Original em: https://monitormercantil.com.br/crime-de-guerra-no-ira-nao-sera-televisionado/
Na guerra, a primeira vítima é a verdade – esta frase é um dos primeiros clichês encaixados em análises feitas na mídia. Atualmente, a verdade pouca importa; a meta é conduzir a narrativa de modo a conquistar corações e mentes (ops, mais um clichê). A grande mídia ocidental faz isso com esmero, tarefa à qual a grande mídia instalada no Brasil se dedica com afinco capaz de fazer corar até blogs de extrema-direita estadunidenses.
Vejamos o caso do massacre de ao menos 175 crianças – meninas que estudavam em uma escola primária na cidade de Minab, no sul do Irã. O bombardeio, no sábado, que teria sido realizado pelas forças aéreas israelenses, foi ignorado ou escondido pela mídia. A fartura de vídeos e declarações de ONGs de direitos humanos sucumbiram a desmentidos emitidos pelos agressores.
Nesta segunda-feira, coube a um egrégio representante da mídia ocidental – o The New York Times – admitir o que já não dava mais para esconder: o bombardeio e as mortes são reais. E atacar escolas, hospitais e outras estruturas civis tem uma definição: crime de guerra.
Mesmo depois de chancelado pelo jornalão do establishment dos EUA, o massacre de crianças permanece escondido em páginas internas dos sites no Brasil – aqui, cabe sermos justos: a mídia lá fora faz o mesmo.
Se é incapaz de destacar um crime de guerra, imagine a mídia analisar com algum grau de isenção os motivos do ataque perpetrado pelos EUA e sua cabeça de ponte no Oriente Médio. Repete-se a ladainha das armas nucleares (alguém lembrou das inexistentes armas de destruição em massa do Iraque, 2003?) e ignora-se os interesses geopolíticos e econômicos, especialmente o objetivo de deter a expansão da China, consolidar a hegemonia política e militar de Israel no Oriente Médio e – claro – o petróleo.

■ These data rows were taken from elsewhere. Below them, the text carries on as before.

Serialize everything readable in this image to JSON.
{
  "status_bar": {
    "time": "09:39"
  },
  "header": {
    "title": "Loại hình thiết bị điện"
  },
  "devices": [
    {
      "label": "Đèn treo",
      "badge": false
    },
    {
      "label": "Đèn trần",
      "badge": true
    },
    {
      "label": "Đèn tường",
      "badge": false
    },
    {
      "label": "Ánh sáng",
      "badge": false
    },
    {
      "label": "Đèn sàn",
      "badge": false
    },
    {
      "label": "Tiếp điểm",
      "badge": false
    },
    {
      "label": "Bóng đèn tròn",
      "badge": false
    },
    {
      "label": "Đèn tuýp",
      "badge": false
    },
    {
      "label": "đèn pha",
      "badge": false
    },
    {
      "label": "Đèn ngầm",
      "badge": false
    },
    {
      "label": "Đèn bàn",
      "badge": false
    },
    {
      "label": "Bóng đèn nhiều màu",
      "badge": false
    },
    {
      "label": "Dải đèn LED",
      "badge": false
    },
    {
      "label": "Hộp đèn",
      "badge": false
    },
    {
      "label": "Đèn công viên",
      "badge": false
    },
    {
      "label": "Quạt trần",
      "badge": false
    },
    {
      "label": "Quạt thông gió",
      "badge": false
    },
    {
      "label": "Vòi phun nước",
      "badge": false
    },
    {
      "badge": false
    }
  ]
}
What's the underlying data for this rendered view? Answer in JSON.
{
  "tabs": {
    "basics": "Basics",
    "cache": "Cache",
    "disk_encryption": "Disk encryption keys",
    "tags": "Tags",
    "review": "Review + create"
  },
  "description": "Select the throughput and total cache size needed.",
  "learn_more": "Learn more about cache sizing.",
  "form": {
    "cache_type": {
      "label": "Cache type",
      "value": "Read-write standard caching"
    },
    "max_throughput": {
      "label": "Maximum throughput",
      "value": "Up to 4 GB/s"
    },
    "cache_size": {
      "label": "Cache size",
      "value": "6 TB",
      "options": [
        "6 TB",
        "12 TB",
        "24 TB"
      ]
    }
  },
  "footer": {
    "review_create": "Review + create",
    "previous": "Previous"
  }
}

Mire-se no exemplo de Zimbábue, Lula!
O Zimbábue suspendeu, na semana passada, a exportação de minerais brutos e concentrados de lítio para promover o beneficiamento e maximizar a retenção de valor no país.
O ministro de Minas e Desenvolvimento Mineral, Polite Kambamura, afirmou em comunicado que a medida foi tomada no interesse nacional.
O país africano é dotado de abundantes recursos minerais, incluindo ouro, metais do grupo da platina, lítio e cromo, sendo que o setor de mineração desempenha um papel significativo na economia nacional. Empresas chinesas estão construindo fábricas de processamento no Zimbábue.